Some hypothesize that hydrothermal vents may be a prominent source of reverse weathering. For some time, it was posited that terrestrial fluvial input was the only source of dissolved salts for the ocean. Later it was found that hydrothermal vents play a key role in the salinity of the oceans by releasing torrents of dissolved minerals that come from water/rock interactions. At these locations, some dissolved salts react with rock and are removed, thus changing the ion composition of the seawater in comparison to the hydrothermal fluid.

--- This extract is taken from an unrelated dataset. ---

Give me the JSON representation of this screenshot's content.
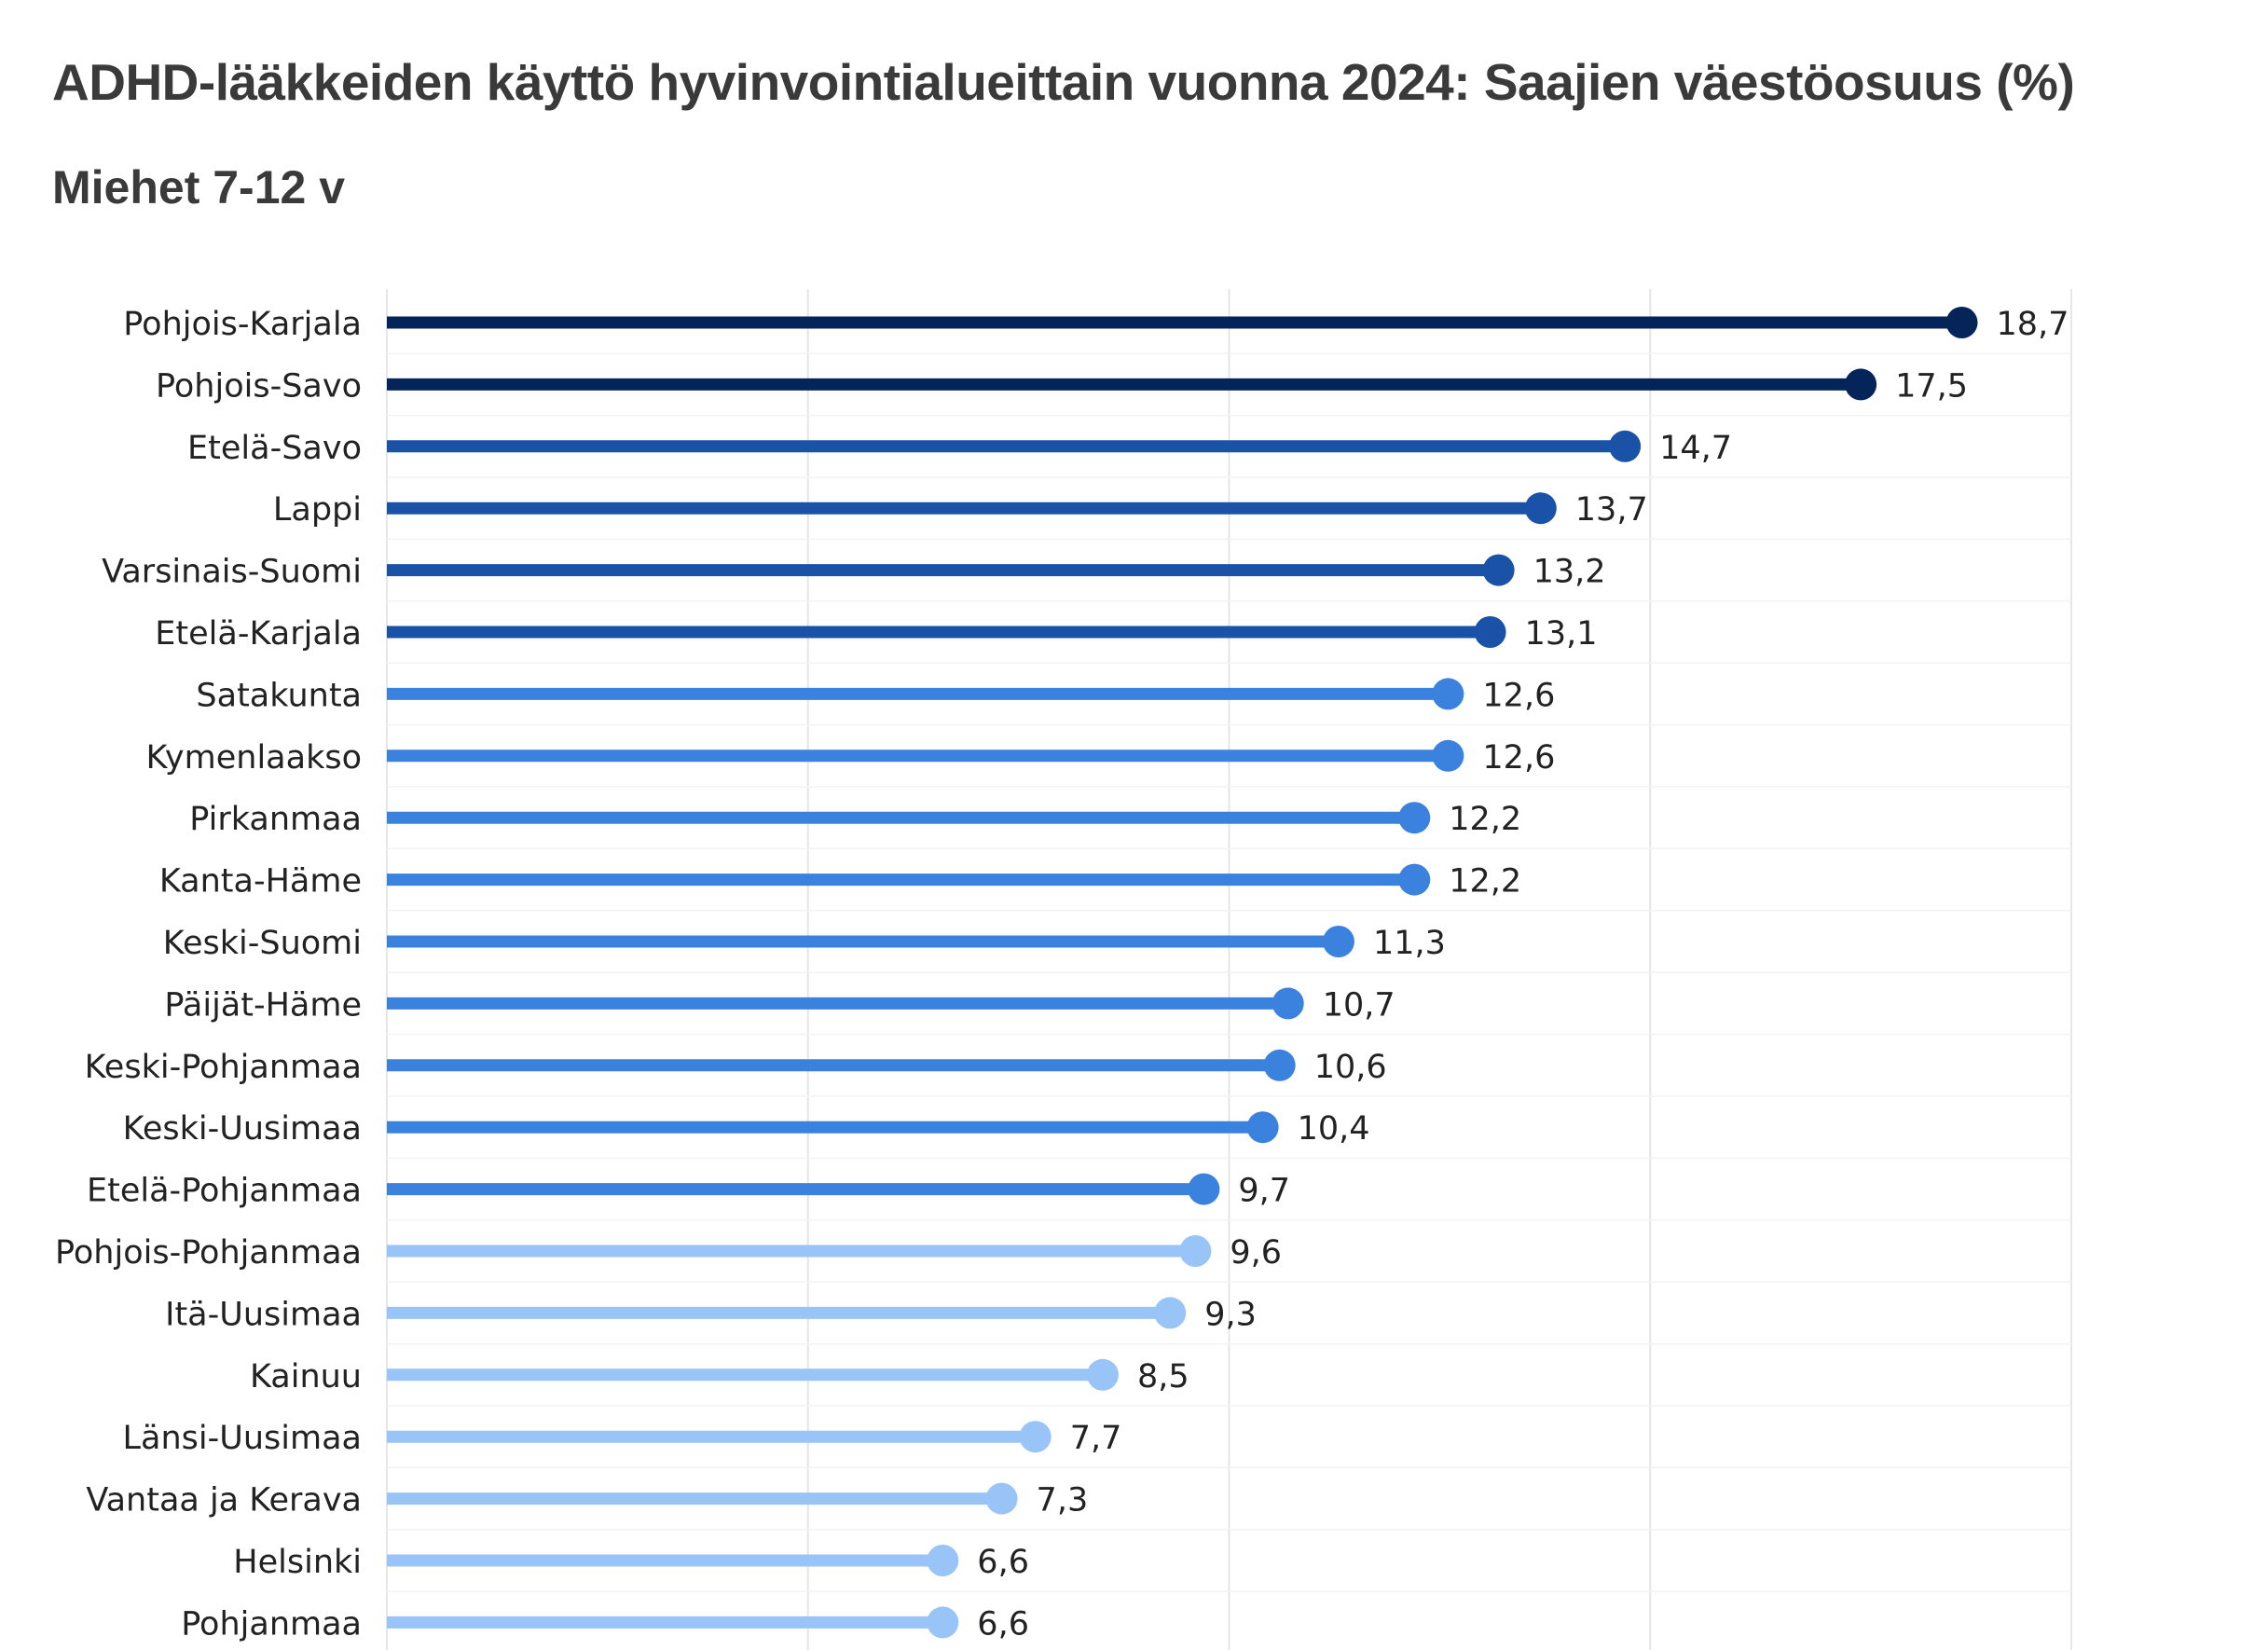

Some researchers hypothesize that reverse weathering could play a role in the silica cycle at hydrothermal vents. Low temperature hydrothermal vents release silicic acid from the Earth's crust, and before it is able to exit the seabed, it cools and precipitates out as clay, such as a smectite. The extent to which reverse weathering at hydrothermal vents adds to the overall silica cycle is a hot topic.

== History ==
In 1933, Victor Moritz Goldschmidt first proposed a reaction where igneous rock and volatiles would interact to generate sediments and seawater. In 1959, Lars Gunnar Sillén proposed that reactions involving the formation of silicates potentially played a role in controlling the composition and pH of seawater. At the time of Sillén's proposal, the thermodynamic constants of clay mineral reactions were not known and there were very few thermodynamic indicators that such a reaction existed. Frederick Mackenzie and Robert Garrels would then combine Goldschmidt's and Sillén's work with the concept of reconstitution reactions to derive the reverse weathering hypothesis in 1966. Since then, reverse weathering has been used as a possible explanation for various marine environment reactions and observations.

Today, there is much debate over the significance of reverse weathering. The global extent of the process has not yet been measured, but inferences can be made by using specific local examples.